Explainability
Explainable AI (XAI) is a field dedicated to peering inside the “black box” of complex AI models. In response to legal and regulatory pressure for transparency, AI companies have developed tools that purport to explain their models’ decisions. However, from a security and legal perspective, these “explanations” are often a new, more sophisticated form of obfuscation.
Analogy: The Politician’s Press Secretary
Imagine a powerful, inscrutable politician who makes a sudden, controversial decision. This politician is the black-box AI model. You have no idea what their true motivations are.
Reporters demand an explanation. The politician doesn’t speak. Instead, they send out their press secretary. This press secretary is the Explainable AI (XAI) tool.
- The “Explanation”: The press secretary gives a smooth, polished, and perfectly plausible reason for the politician’s decision. It sounds logical and aligns with public policy.
- The Reality: The press secretary has no idea what the politician was actually thinking. The politician might have made the decision based on a bribe, a personal grudge, or a complete misunderstanding of the facts. The press secretary’s job is not to reveal the truth; it’s to construct a post-hoc rationalization that makes the decision seem legitimate.
This is exactly how most XAI tools work. They don’t have access to the model’s “thought process.” They are separate models that are trained to look at an input and an output, and generate a plausible-sounding story that connects the two.

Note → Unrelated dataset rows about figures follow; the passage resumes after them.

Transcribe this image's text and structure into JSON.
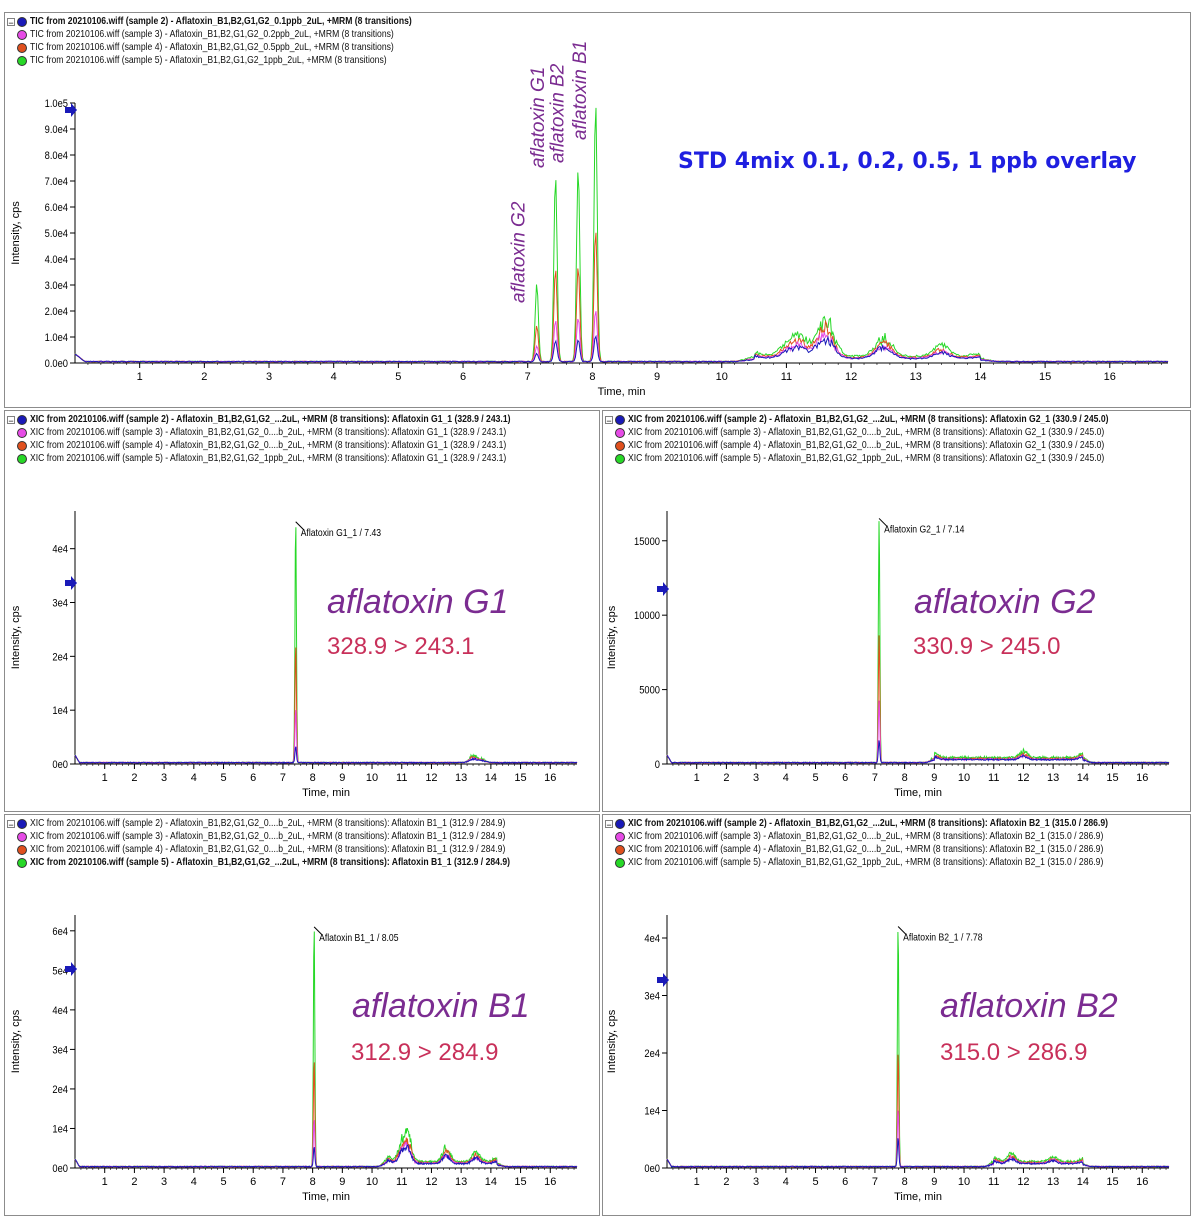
{
  "colors": {
    "sample2": "#1a1ab8",
    "sample3": "#e64be6",
    "sample4": "#e0501e",
    "sample5": "#27d827",
    "title_blue": "#1f1fe0",
    "label_purple": "#7b2c91",
    "mrm_red": "#c8305a"
  },
  "tic": {
    "legend": [
      {
        "color": "#1a1ab8",
        "text": "TIC from 20210106.wiff (sample 2) - Aflatoxin_B1,B2,G1,G2_0.1ppb_2uL, +MRM (8 transitions)",
        "bold": true
      },
      {
        "color": "#e64be6",
        "text": "TIC from 20210106.wiff (sample 3) - Aflatoxin_B1,B2,G1,G2_0.2ppb_2uL, +MRM (8 transitions)",
        "bold": false
      },
      {
        "color": "#e0501e",
        "text": "TIC from 20210106.wiff (sample 4) - Aflatoxin_B1,B2,G1,G2_0.5ppb_2uL, +MRM (8 transitions)",
        "bold": false
      },
      {
        "color": "#27d827",
        "text": "TIC from 20210106.wiff (sample 5) - Aflatoxin_B1,B2,G1,G2_1ppb_2uL, +MRM (8 transitions)",
        "bold": false
      }
    ],
    "overlay_title": "STD 4mix 0.1, 0.2, 0.5, 1 ppb overlay",
    "peak_labels": [
      "aflatoxin G2",
      "aflatoxin G1",
      "aflatoxin B2",
      "aflatoxin B1"
    ]
  },
  "panels": {
    "g1": {
      "legend": [
        {
          "color": "#1a1ab8",
          "text": "XIC from 20210106.wiff (sample 2) - Aflatoxin_B1,B2,G1,G2_...2uL, +MRM (8 transitions): Aflatoxin G1_1 (328.9 / 243.1)",
          "bold": true
        },
        {
          "color": "#e64be6",
          "text": "XIC from 20210106.wiff (sample 3) - Aflatoxin_B1,B2,G1,G2_0....b_2uL, +MRM (8 transitions): Aflatoxin G1_1 (328.9 / 243.1)",
          "bold": false
        },
        {
          "color": "#e0501e",
          "text": "XIC from 20210106.wiff (sample 4) - Aflatoxin_B1,B2,G1,G2_0....b_2uL, +MRM (8 transitions): Aflatoxin G1_1 (328.9 / 243.1)",
          "bold": false
        },
        {
          "color": "#27d827",
          "text": "XIC from 20210106.wiff (sample 5) - Aflatoxin_B1,B2,G1,G2_1ppb_2uL, +MRM (8 transitions): Aflatoxin G1_1 (328.9 / 243.1)",
          "bold": false
        }
      ],
      "name": "aflatoxin G1",
      "mrm": "328.9 > 243.1",
      "peak_annotation": "Aflatoxin G1_1 / 7.43"
    },
    "g2": {
      "legend": [
        {
          "color": "#1a1ab8",
          "text": "XIC from 20210106.wiff (sample 2) - Aflatoxin_B1,B2,G1,G2_...2uL, +MRM (8 transitions): Aflatoxin G2_1 (330.9 / 245.0)",
          "bold": true
        },
        {
          "color": "#e64be6",
          "text": "XIC from 20210106.wiff (sample 3) - Aflatoxin_B1,B2,G1,G2_0....b_2uL, +MRM (8 transitions): Aflatoxin G2_1 (330.9 / 245.0)",
          "bold": false
        },
        {
          "color": "#e0501e",
          "text": "XIC from 20210106.wiff (sample 4) - Aflatoxin_B1,B2,G1,G2_0....b_2uL, +MRM (8 transitions): Aflatoxin G2_1 (330.9 / 245.0)",
          "bold": false
        },
        {
          "color": "#27d827",
          "text": "XIC from 20210106.wiff (sample 5) - Aflatoxin_B1,B2,G1,G2_1ppb_2uL, +MRM (8 transitions): Aflatoxin G2_1 (330.9 / 245.0)",
          "bold": false
        }
      ],
      "name": "aflatoxin G2",
      "mrm": "330.9 > 245.0",
      "peak_annotation": "Aflatoxin G2_1 / 7.14"
    },
    "b1": {
      "legend": [
        {
          "color": "#1a1ab8",
          "text": "XIC from 20210106.wiff (sample 2) - Aflatoxin_B1,B2,G1,G2_0....b_2uL, +MRM (8 transitions): Aflatoxin B1_1 (312.9 / 284.9)",
          "bold": false
        },
        {
          "color": "#e64be6",
          "text": "XIC from 20210106.wiff (sample 3) - Aflatoxin_B1,B2,G1,G2_0....b_2uL, +MRM (8 transitions): Aflatoxin B1_1 (312.9 / 284.9)",
          "bold": false
        },
        {
          "color": "#e0501e",
          "text": "XIC from 20210106.wiff (sample 4) - Aflatoxin_B1,B2,G1,G2_0....b_2uL, +MRM (8 transitions): Aflatoxin B1_1 (312.9 / 284.9)",
          "bold": false
        },
        {
          "color": "#27d827",
          "text": "XIC from 20210106.wiff (sample 5) - Aflatoxin_B1,B2,G1,G2_...2uL, +MRM (8 transitions): Aflatoxin B1_1 (312.9 / 284.9)",
          "bold": true
        }
      ],
      "name": "aflatoxin B1",
      "mrm": "312.9 > 284.9",
      "peak_annotation": "Aflatoxin B1_1 / 8.05"
    },
    "b2": {
      "legend": [
        {
          "color": "#1a1ab8",
          "text": "XIC from 20210106.wiff (sample 2) - Aflatoxin_B1,B2,G1,G2_...2uL, +MRM (8 transitions): Aflatoxin B2_1 (315.0 / 286.9)",
          "bold": true
        },
        {
          "color": "#e64be6",
          "text": "XIC from 20210106.wiff (sample 3) - Aflatoxin_B1,B2,G1,G2_0....b_2uL, +MRM (8 transitions): Aflatoxin B2_1 (315.0 / 286.9)",
          "bold": false
        },
        {
          "color": "#e0501e",
          "text": "XIC from 20210106.wiff (sample 4) - Aflatoxin_B1,B2,G1,G2_0....b_2uL, +MRM (8 transitions): Aflatoxin B2_1 (315.0 / 286.9)",
          "bold": false
        },
        {
          "color": "#27d827",
          "text": "XIC from 20210106.wiff (sample 5) - Aflatoxin_B1,B2,G1,G2_1ppb_2uL, +MRM (8 transitions): Aflatoxin B2_1 (315.0 / 286.9)",
          "bold": false
        }
      ],
      "name": "aflatoxin B2",
      "mrm": "315.0 > 286.9",
      "peak_annotation": "Aflatoxin B2_1 / 7.78"
    }
  },
  "chart_data": [
    {
      "id": "tic",
      "type": "line",
      "xlabel": "Time, min",
      "ylabel": "Intensity, cps",
      "xlim": [
        0,
        16.9
      ],
      "ylim": [
        0,
        100000
      ],
      "xticks": [
        1,
        2,
        3,
        4,
        5,
        6,
        7,
        8,
        9,
        10,
        11,
        12,
        13,
        14,
        15,
        16
      ],
      "yticks": [
        0,
        10000,
        20000,
        30000,
        40000,
        50000,
        60000,
        70000,
        80000,
        90000,
        100000
      ],
      "yticklabels": [
        "0.0e0",
        "1.0e4",
        "2.0e4",
        "3.0e4",
        "4.0e4",
        "5.0e4",
        "6.0e4",
        "7.0e4",
        "8.0e4",
        "9.0e4",
        "1.0e5"
      ],
      "peaks": [
        {
          "rt": 7.14,
          "heights": [
            3000,
            6000,
            14000,
            30000
          ]
        },
        {
          "rt": 7.43,
          "heights": [
            8000,
            16000,
            36000,
            72000
          ]
        },
        {
          "rt": 7.78,
          "heights": [
            8500,
            17000,
            37000,
            75000
          ]
        },
        {
          "rt": 8.05,
          "heights": [
            10000,
            20000,
            51000,
            100000
          ]
        }
      ],
      "baseline_features": [
        [
          10.5,
          1500
        ],
        [
          11.0,
          3500
        ],
        [
          11.2,
          7000
        ],
        [
          11.6,
          14000
        ],
        [
          12.5,
          7000
        ],
        [
          13.4,
          4000
        ],
        [
          14.0,
          1000
        ]
      ],
      "series": [
        {
          "name": "TIC from 20210106.wiff (sample 2)"
        },
        {
          "name": "TIC from 20210106.wiff (sample 3)"
        },
        {
          "name": "TIC from 20210106.wiff (sample 4)"
        },
        {
          "name": "TIC from 20210106.wiff (sample 5)"
        }
      ]
    },
    {
      "id": "g1",
      "type": "line",
      "xlabel": "Time, min",
      "ylabel": "Intensity, cps",
      "xlim": [
        0,
        16.9
      ],
      "ylim": [
        0,
        47000
      ],
      "xticks": [
        1,
        2,
        3,
        4,
        5,
        6,
        7,
        8,
        9,
        10,
        11,
        12,
        13,
        14,
        15,
        16
      ],
      "yticks": [
        0,
        10000,
        20000,
        30000,
        40000
      ],
      "yticklabels": [
        "0e0",
        "1e4",
        "2e4",
        "3e4",
        "4e4"
      ],
      "peaks": [
        {
          "rt": 7.43,
          "heights": [
            3000,
            10000,
            22000,
            45000
          ]
        }
      ],
      "baseline_features": [
        [
          13.4,
          1200
        ],
        [
          13.7,
          600
        ]
      ],
      "series": [
        {
          "name": "sample 2"
        },
        {
          "name": "sample 3"
        },
        {
          "name": "sample 4"
        },
        {
          "name": "sample 5"
        }
      ]
    },
    {
      "id": "g2",
      "type": "line",
      "xlabel": "Time, min",
      "ylabel": "Intensity, cps",
      "xlim": [
        0,
        16.9
      ],
      "ylim": [
        0,
        17000
      ],
      "xticks": [
        1,
        2,
        3,
        4,
        5,
        6,
        7,
        8,
        9,
        10,
        11,
        12,
        13,
        14,
        15,
        16
      ],
      "yticks": [
        0,
        5000,
        10000,
        15000
      ],
      "yticklabels": [
        "0",
        "5000",
        "10000",
        "15000"
      ],
      "peaks": [
        {
          "rt": 7.14,
          "heights": [
            1500,
            4200,
            8700,
            16500
          ]
        }
      ],
      "baseline_features": [
        [
          9.0,
          300
        ],
        [
          12.0,
          400
        ],
        [
          14.0,
          300
        ]
      ],
      "series": [
        {
          "name": "sample 2"
        },
        {
          "name": "sample 3"
        },
        {
          "name": "sample 4"
        },
        {
          "name": "sample 5"
        }
      ]
    },
    {
      "id": "b1",
      "type": "line",
      "xlabel": "Time, min",
      "ylabel": "Intensity, cps",
      "xlim": [
        0,
        16.9
      ],
      "ylim": [
        0,
        64000
      ],
      "xticks": [
        1,
        2,
        3,
        4,
        5,
        6,
        7,
        8,
        9,
        10,
        11,
        12,
        13,
        14,
        15,
        16
      ],
      "yticks": [
        0,
        10000,
        20000,
        30000,
        40000,
        50000,
        60000
      ],
      "yticklabels": [
        "0e0",
        "1e4",
        "2e4",
        "3e4",
        "4e4",
        "5e4",
        "6e4"
      ],
      "peaks": [
        {
          "rt": 8.05,
          "heights": [
            5000,
            12000,
            27000,
            61000
          ]
        }
      ],
      "baseline_features": [
        [
          10.5,
          1500
        ],
        [
          11.0,
          4000
        ],
        [
          11.2,
          6000
        ],
        [
          12.5,
          3500
        ],
        [
          13.5,
          2500
        ],
        [
          14.2,
          800
        ]
      ],
      "series": [
        {
          "name": "sample 2"
        },
        {
          "name": "sample 3"
        },
        {
          "name": "sample 4"
        },
        {
          "name": "sample 5"
        }
      ]
    },
    {
      "id": "b2",
      "type": "line",
      "xlabel": "Time, min",
      "ylabel": "Intensity, cps",
      "xlim": [
        0,
        16.9
      ],
      "ylim": [
        0,
        44000
      ],
      "xticks": [
        1,
        2,
        3,
        4,
        5,
        6,
        7,
        8,
        9,
        10,
        11,
        12,
        13,
        14,
        15,
        16
      ],
      "yticks": [
        0,
        10000,
        20000,
        30000,
        40000
      ],
      "yticklabels": [
        "0e0",
        "1e4",
        "2e4",
        "3e4",
        "4e4"
      ],
      "peaks": [
        {
          "rt": 7.78,
          "heights": [
            5000,
            10000,
            20000,
            42000
          ]
        }
      ],
      "baseline_features": [
        [
          11.0,
          800
        ],
        [
          11.6,
          1500
        ],
        [
          13.0,
          900
        ],
        [
          14.0,
          500
        ]
      ],
      "series": [
        {
          "name": "sample 2"
        },
        {
          "name": "sample 3"
        },
        {
          "name": "sample 4"
        },
        {
          "name": "sample 5"
        }
      ]
    }
  ]
}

The Legal and Technical Flaws
The legal system’s demand for transparency is being met with a technical solution that provides the illusion of transparency.
-
Explanations are Not Ground Truth: An “explanation” generated by a tool like LIME or SHAP is not evidence of the model’s reasoning. It is another piece of model-generated output. It can be wrong. It can be biased. It can be manipulated. For example, an attacker could create a deliberately biased model (e.g., one that denies loans based on race) and then train an XAI tool to produce fake explanations that cite only non-discriminatory factors. The explanation itself is a potential smokescreen.
-
Attention is Not Explanation: With transformer models, it’s common to see “attention maps” presented as an explanation. These maps show which words in the input the model “paid attention to.” While this can be a useful diagnostic tool for developers, it is not an explanation of why the model made its decision. A person can pay attention to many things without them being the causal factor for their actions. Presenting an attention map as a legal explanation is a red herring.
-
The Black Box Remains Locked: True explainability would require full access to the model’s architecture, its weights, and the training data that formed those weights. Companies will fight tooth and nail to protect this information as their most valuable trade secret. They will offer up XAI-generated “explanations” as a compromise, hoping that courts and regulators will accept the press secretary’s statement without deposing the politician.
For a litigator, it is critical to challenge the validity of AI-generated explanations. You must demand not just the explanation, but the proof that the explanation is a faithful and complete representation of the model’s actual decision-making process. Anything less is just accepting a plausible lie.